Livro-reportagem conta a história de casa de show que se destacou na noite de Salvador

Ilustração: Jajá Cardoso

Por Raulino Júnior  ||DESDEnhas: as resenhas do Desde||

Se você viveu, ótimo; se não viveu, tem uma oportunidade de conhecer toda a efervescência da casa de show que ficou em atividade por quatro anos (2006 a 2010), na Rua da Paciência, 307, Rio Vermelho: a leitura do livro-reportagem Efeito Boomerangue: o legado da casa de shows na cena cultural de Salvador, de autoria de Luciano Marins, produtor cultural, jornalista e mestre em Comunicação e Educação Audiovisual pela Universidad Internacional de Andalucía. A obra, publicada em 2016, é fruto do Trabalho de Conclusão de Curso da graduação em Produção em Comunicação e Cultura, que Marins fez na Universidade Federal da Bahia (UFBA).

Em sete capítulos, Luciano discorre com propriedade sobre a Boomerangue, através de narrativas compostas por depoimentos, fotos e textos. Tudo com muito detalhe. Quem lê, fica sabendo do rider técnico, do cardápio, de como eram os ingresssos, da dinâmica pensada pela assessoria de imprensa para chamar a atenção da mídia e fazer uma comunicação responsável e de qualidade. A inauguração do espaço aconteceu no dia 28 de novembro de 2006, com show de Mariene de Castro. A última festa (Noite Fora do Eixo + Boogie Nights) foi no dia 4 de junho de 2010, deixando o público carente da Boo, como era carinhosamente chamada pelos frequentadores.

Com o slogan Quem vai, volta, a Boomerangue nasceu do sonho de Alex Góes de abrir uma casa noturna. O cantor e compositor soteropolitano, bastante conhecido na cena cultural da cidade, já tinha dez anos de carreira quando implementou o projeto. Obviamente, contou com a ajuda de parceiros. Além de Góes (responsável pela programação  musical e cultural da casa), André Barreto Gomes (responsável pelo gerenciamento do setor operacional), Aurélio Pires Júnior (relações públicas) e Rui Santos (setor financeiro e recursos humanos) fizeram o sonho acontecer. Técio Filho era sócio-proprietário da Boomerangue, em parceria com Alex Góes. Contudo, no livro, a forma como a sociedade se deu não é narrada. Técio é arquiteto e, em depoimento para a publicação, diz que entrou na casa “apenas para conceber o espaço físico, organizar a estrutura tanto no que tangia à parte funcional quanto estética. Depois que existiu o envolvimento no que eu poderia dizer que foi a segunda gestação, em que começamos a entender a vocação do espaço onde passamos a não só reforçar as diversas vocações percebidas, como também fazer com que elas interagissem de alguma forma, num processo de experimentação mesmo”, p. 15.

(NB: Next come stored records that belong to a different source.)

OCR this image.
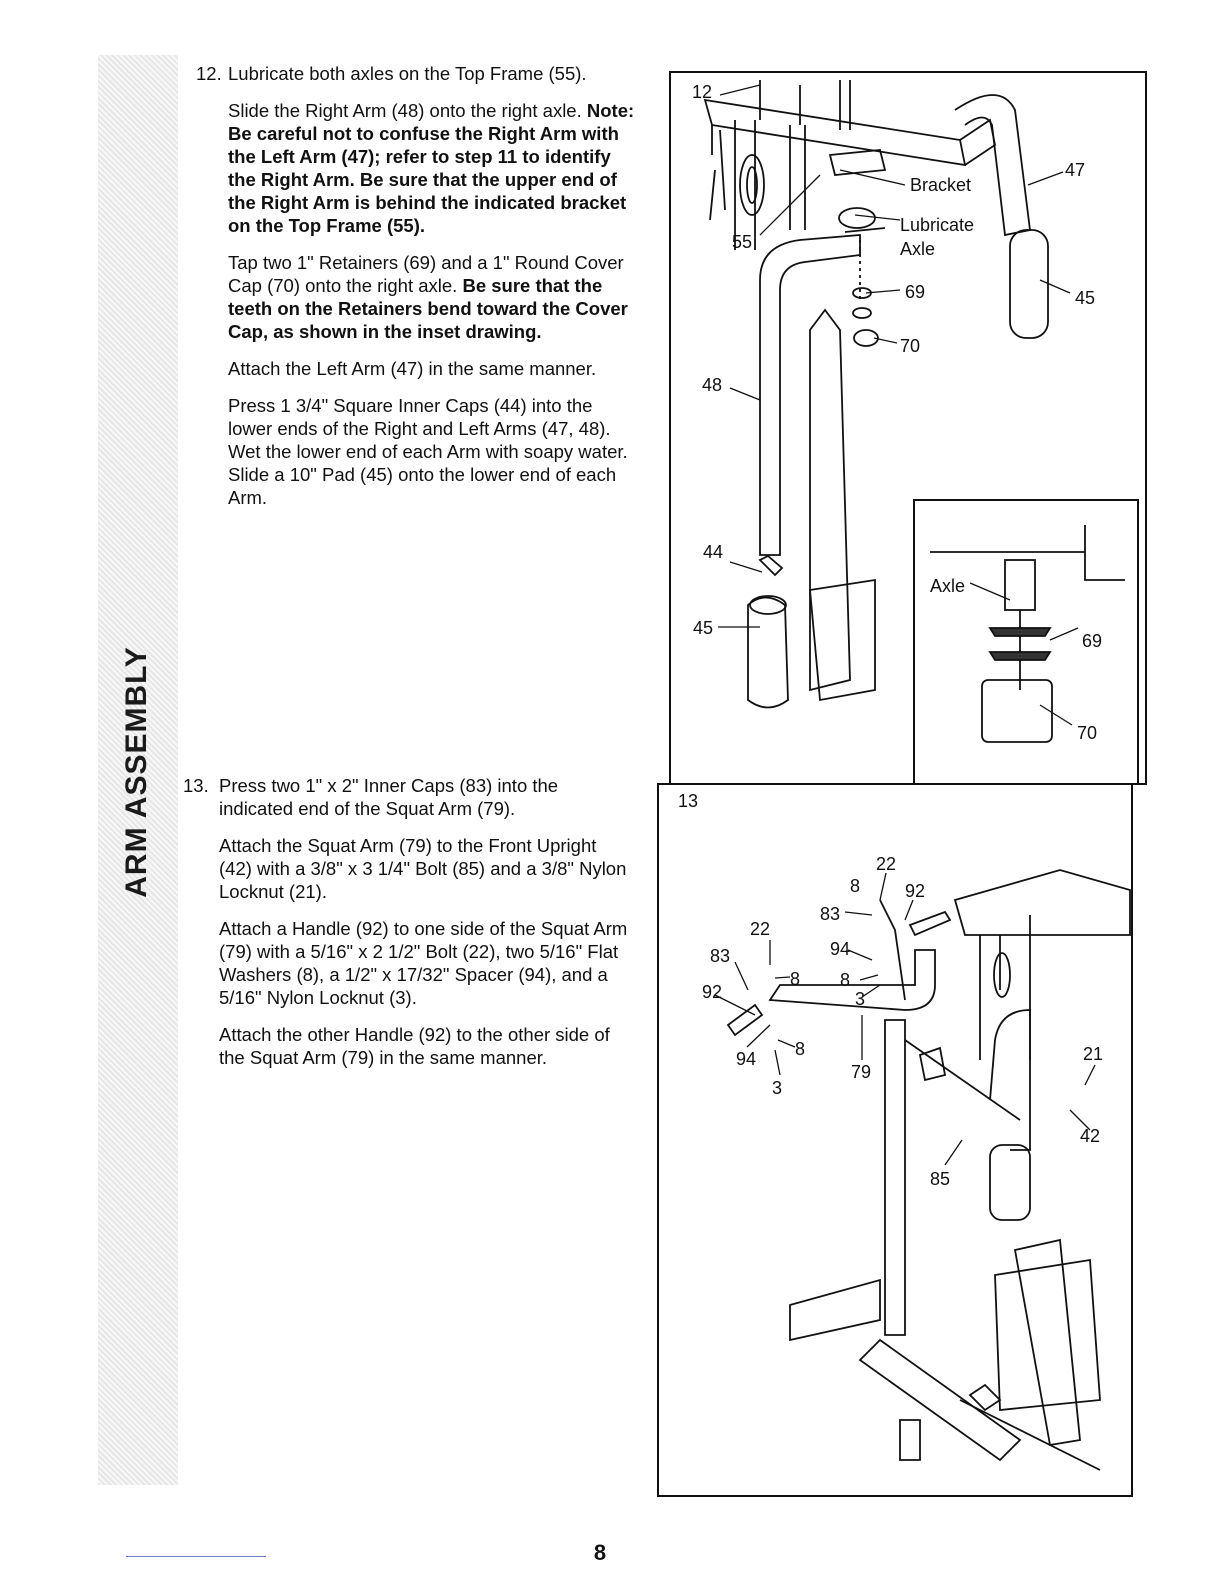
ARM ASSEMBLY
12. Lubricate both axles on the Top Frame (55).

Slide the Right Arm (48) onto the right axle. Note: Be careful not to confuse the Right Arm with the Left Arm (47); refer to step 11 to identify the Right Arm. Be sure that the upper end of the Right Arm is behind the indicated bracket on the Top Frame (55).

Tap two 1" Retainers (69) and a 1" Round Cover Cap (70) onto the right axle. Be sure that the teeth on the Retainers bend toward the Cover Cap, as shown in the inset drawing.

Attach the Left Arm (47) in the same manner.

Press 1 3/4" Square Inner Caps (44) into the lower ends of the Right and Left Arms (47, 48). Wet the lower end of each Arm with soapy water. Slide a 10" Pad (45) onto the lower end of each Arm.

13. Press two 1" x 2" Inner Caps (83) into the indicated end of the Squat Arm (79).

Attach the Squat Arm (79) to the Front Upright (42) with a 3/8" x 3 1/4" Bolt (85) and a 3/8" Nylon Locknut (21).

Attach a Handle (92) to one side of the Squat Arm (79) with a 5/16" x 2 1/2" Bolt (22), two 5/16" Flat Washers (8), a 1/2" x 17/32" Spacer (94), and a 5/16" Nylon Locknut (3).

Attach the other Handle (92) to the other side of the Squat Arm (79) in the same manner.

12
Bracket
Lubricate
Axle
47
45
55
69
70
48
44
45
Axle
69
70
13
22
8 92
83
94
8
3
22
83
8
92
94 8
3
79
21
42
85
8
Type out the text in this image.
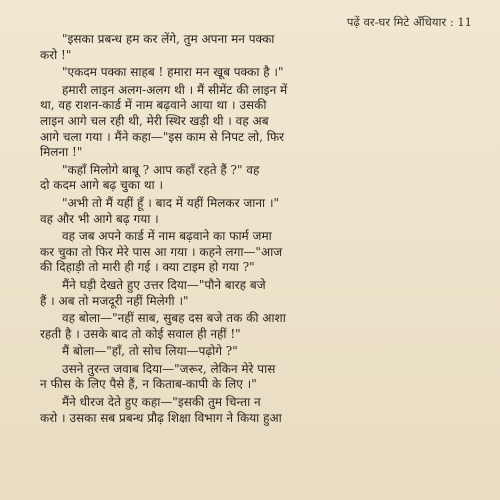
पढ़ें वर-घर मिटे अँधियार : 11
"इसका प्रबन्ध हम कर लेंगे, तुम अपना मन पक्का
करो !"
"एकदम पक्का साहब ! हमारा मन खूब पक्का है ।"
हमारी लाइन अलग-अलग थी । मैं सीमेंट की लाइन में
था, वह राशन-कार्ड में नाम बढ़वाने आया था । उसकी
लाइन आगे चल रही थी, मेरी स्थिर खड़ी थी । वह अब
आगे चला गया । मैंने कहा—"इस काम से निपट लो, फिर
मिलना !"
"कहाँ मिलोगे बाबू ? आप कहाँ रहते हैं ?" वह
दो कदम आगे बढ़ चुका था ।
"अभी तो मैं यहीं हूँ । बाद में यहीं मिलकर जाना ।"
वह और भी आगे बढ़ गया ।
वह जब अपने कार्ड में नाम बढ़वाने का फार्म जमा
कर चुका तो फिर मेरे पास आ गया । कहने लगा—"आज
की दिहाड़ी तो मारी ही गई । क्या टाइम हो गया ?"
मैंने घड़ी देखते हुए उत्तर दिया—"पौने बारह बजे
हैं । अब तो मजदूरी नहीं मिलेगी ।"
वह बोला—"नहीं साब, सुबह दस बजे तक की आशा
रहती है । उसके बाद तो कोई सवाल ही नहीं !"
मैं बोला—"हाँ, तो सोच लिया—पढ़ोगे ?"
उसने तुरन्त जवाब दिया—"जरूर, लेकिन मेरे पास
न फीस के लिए पैसे हैं, न किताब-कापी के लिए ।"
मैंने धीरज देते हुए कहा—"इसकी तुम चिन्ता न
करो । उसका सब प्रबन्ध प्रौढ़ शिक्षा विभाग ने किया हुआ
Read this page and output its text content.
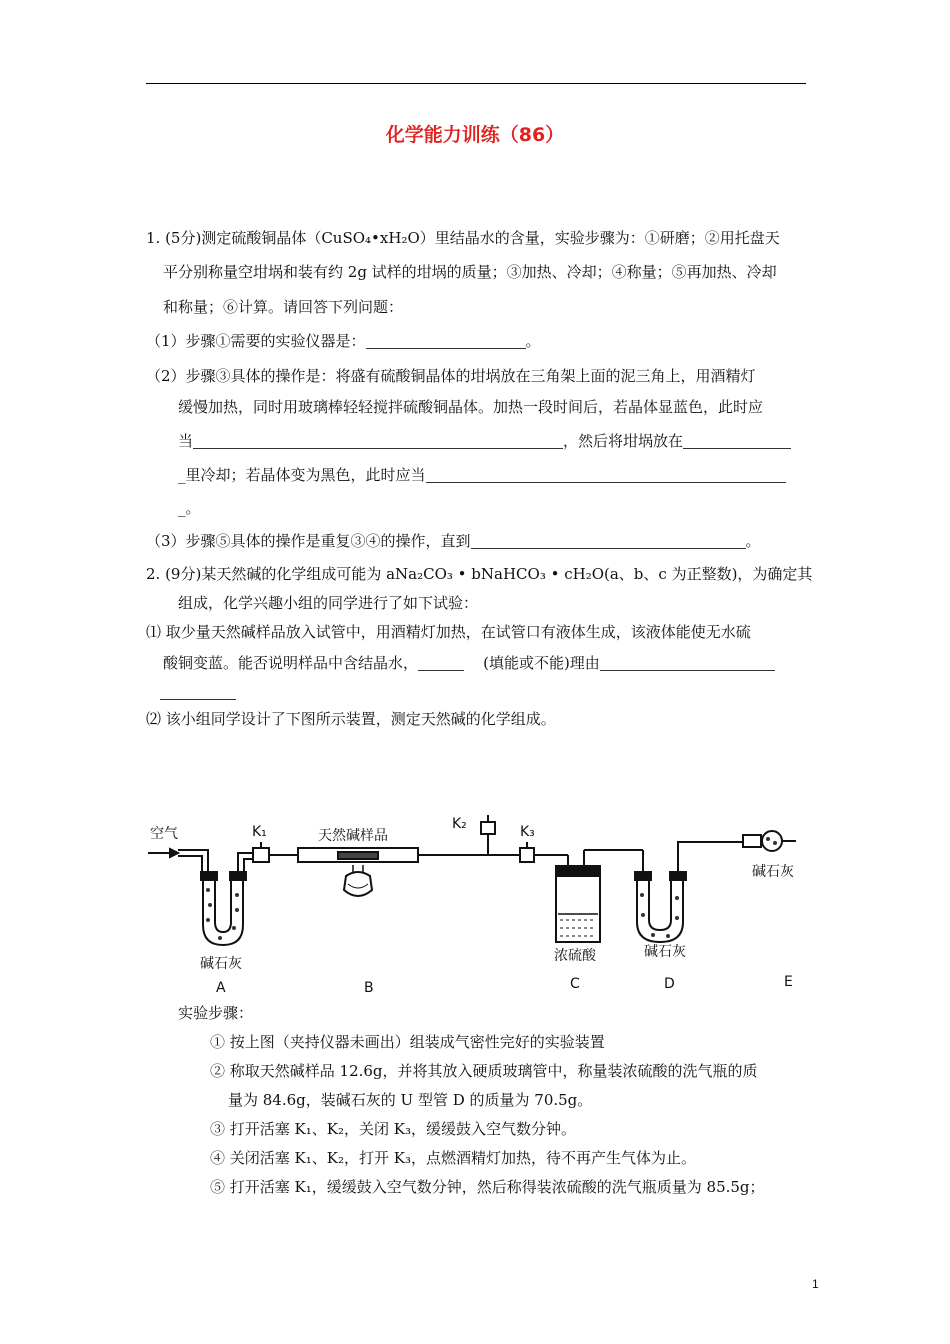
化学能力训练（86）
1. (5分)测定硫酸铜晶体（CuSO₄•xH₂O）里结晶水的含量，实验步骤为：①研磨；②用托盘天
平分别称量空坩埚和装有约 2g 试样的坩埚的质量；③加热、冷却；④称量；⑤再加热、冷却
和称量；⑥计算。请回答下列问题：
（1）步骤①需要的实验仪器是：	。
（2）步骤③具体的操作是：将盛有硫酸铜晶体的坩埚放在三角架上面的泥三角上，用酒精灯
缓慢加热，同时用玻璃棒轻轻搅拌硫酸铜晶体。加热一段时间后，若晶体显蓝色，此时应
当	，然后将坩埚放在
_里冷却；若晶体变为黑色，此时应当
_。
（3）步骤⑤具体的操作是重复③④的操作，直到	。
2. (9分)某天然碱的化学组成可能为 aNa₂CO₃ • bNaHCO₃ • cH₂O(a、b、c 为正整数)，为确定其
组成，化学兴趣小组的同学进行了如下试验：
⑴ 取少量天然碱样品放入试管中，用酒精灯加热，在试管口有液体生成，该液体能使无水硫
酸铜变蓝。能否说明样品中含结晶水，	(填能或不能)理由
⑵ 该小组同学设计了下图所示装置，测定天然碱的化学组成。
空气	K₁	天然碱样品
K₂	K₃
碱石灰	浓硫酸	碱石灰
碱石灰
A	B	C	D	E
实验步骤：
① 按上图（夹持仪器未画出）组装成气密性完好的实验装置
② 称取天然碱样品 12.6g，并将其放入硬质玻璃管中，称量装浓硫酸的洗气瓶的质
量为 84.6g，装碱石灰的 U 型管 D 的质量为 70.5g。
③ 打开活塞 K₁、K₂，关闭 K₃，缓缓鼓入空气数分钟。
④ 关闭活塞 K₁、K₂，打开 K₃，点燃酒精灯加热，待不再产生气体为止。
⑤ 打开活塞 K₁，缓缓鼓入空气数分钟，然后称得装浓硫酸的洗气瓶质量为 85.5g；
1
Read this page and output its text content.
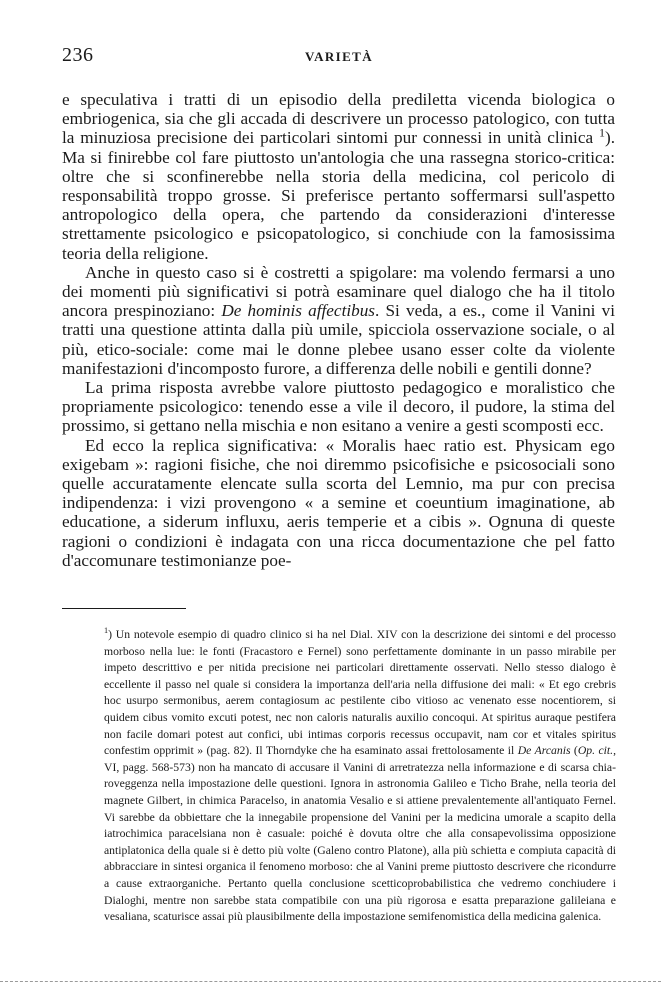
236	VARIETÀ

e speculativa i tratti di un episodio della prediletta vicenda biologica o embriogenica, sia che gli accada di descrivere un processo patologico, con tutta la minuziosa precisione dei particolari sintomi pur connessi in unità clinica $^1$). Ma si finirebbe col fare piuttosto un'antologia che una rassegna storico-critica: oltre che si sconfinerebbe nella storia della medicina, col pericolo di responsabilità troppo grosse. Si preferisce pertanto soffermarsi sull'aspetto antropologico della opera, che partendo da considerazioni d'interesse strettamente psicologico e psicopatologico, si conchiude con la famosissima teoria della religione.

Anche in questo caso si è costretti a spigolare: ma volendo fermarsi a uno dei momenti più significativi si potrà esaminare quel dialogo che ha il titolo ancora prespinoziano: De hominis affectibus. Si veda, a es., come il Vanini vi tratti una questione attinta dalla più umile, spicciola osservazione sociale, o al più, etico-sociale: come mai le donne plebee usano esser colte da violente manifestazioni d'incomposto furore, a differenza delle nobili e gentili donne?

La prima risposta avrebbe valore piuttosto pedagogico e moralistico che propriamente psicologico: tenendo esse a vile il decoro, il pudore, la stima del prossimo, si gettano nella mischia e non esitano a venire a gesti scomposti ecc.

Ed ecco la replica significativa: « Moralis haec ratio est. Physicam ego exigebam »: ragioni fisiche, che noi diremmo psicofisiche e psicosociali sono quelle accuratamente elencate sulla scorta del Lemnio, ma pur con precisa indipendenza: i vizi provengono « a semine et coeuntium imaginatione, ab educatione, a siderum influxu, aeris temperie et a cibis ». Ognuna di queste ragioni o condizioni è indagata con una ricca documentazione che pel fatto d'accomunare testimonianze poe-

$^1$) Un notevole esempio di quadro clinico si ha nel Dial. XIV con la descrizione dei sintomi e del processo morboso nella lue: le fonti (Fracastoro e Fernel) sono perfettamente dominante in un passo mirabile per impeto descrittivo e per nitida precisione nei particolari direttamente osservati. Nello stesso dialogo è eccellente il passo nel quale si considera la importanza dell'aria nella diffusione dei mali: « Et ego crebris hoc usurpo sermonibus, aerem contagiosum ac pestilente cibo vitioso ac venenato esse nocentiorem, si quidem cibus vomito excuti potest, nec non caloris naturalis auxilio concoqui. At spiritus auraque pestifera non facile domari potest aut confici, ubi intimas corporis recessus occupavit, nam cor et vitales spiritus confestim opprimit » (pag. 82). Il Thorndyke che ha esaminato assai frettolosamente il De Arcanis (Op. cit., VI, pagg. 568-573) non ha mancato di accusare il Vanini di arretratezza nella informazione e di scarsa chiaroveggenza nella impostazione delle questioni. Ignora in astronomia Galileo e Ticho Brahe, nella teoria del magnete Gilbert, in chimica Paracelso, in anatomia Vesalio e si attiene prevalentemente all'antiquato Fernel. Vi sarebbe da obbiettare che la innegabile propensione del Vanini per la medicina umorale a scapito della iatrochimica paracelsiana non è casuale: poiché è dovuta oltre che alla consapevolissima opposizione antiplatonica della quale si è detto più volte (Galeno contro Platone), alla più schietta e compiuta capacità di abbracciare in sintesi organica il fenomeno morboso: che al Vanini preme piuttosto descrivere che ricondurre a cause extraorganiche. Pertanto quella conclusione scetticoprobabilistica che vedremo conchiudere i Dialoghi, mentre non sarebbe stata compatibile con una più rigorosa e esatta preparazione galileiana e vesaliana, scaturisce assai più plausibilmente della impostazione semifenomistica della medicina galenica.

A Boomerangue se destacava pela pluralidade de sons. Isso era uma tônica da casa e aparece em quase todos os depoimentos do livro. Por lá, passaram artistas de blues, axé, funk, dance, pop, MPB, reggae e rock. Tudo isso convivia lado a lado na Boo. Ou melhor: no andar de cima e no andar de baixo. Porque o equipamento cultural “tinha dois ambientes independentes e acusticamente isolados”, p. 22. Outro ponto alto de lá eram as festas temáticas. O capítulo 4 é todo dedicado a elas e Luciano enumera algumas, como a Nave, o Baile Esquema Novo, a TOP TOP, a Brinks, a Kick e a JUMP UP.

O livro é muito rico em material de acervo. Luciano conseguiu reunir muitas fotos dos artistas que se apresentaram lá e imagens dos cartazes das festas emblemáticas, que marcaram a identidade da Boomerangue. A leitura é agradável. Principalmente, para quem se interessa por música e produção cultural. Quem vai, volta. E não existe ida sem volta. É preciso olhar o passado para construir o presente. A Boo deixou o legado dela. Viva!

Referência:

MARINS, Luciano. Efeito Boomerangue: o legado da casa de shows na cena cultural de Salvador, Salvador: 2016.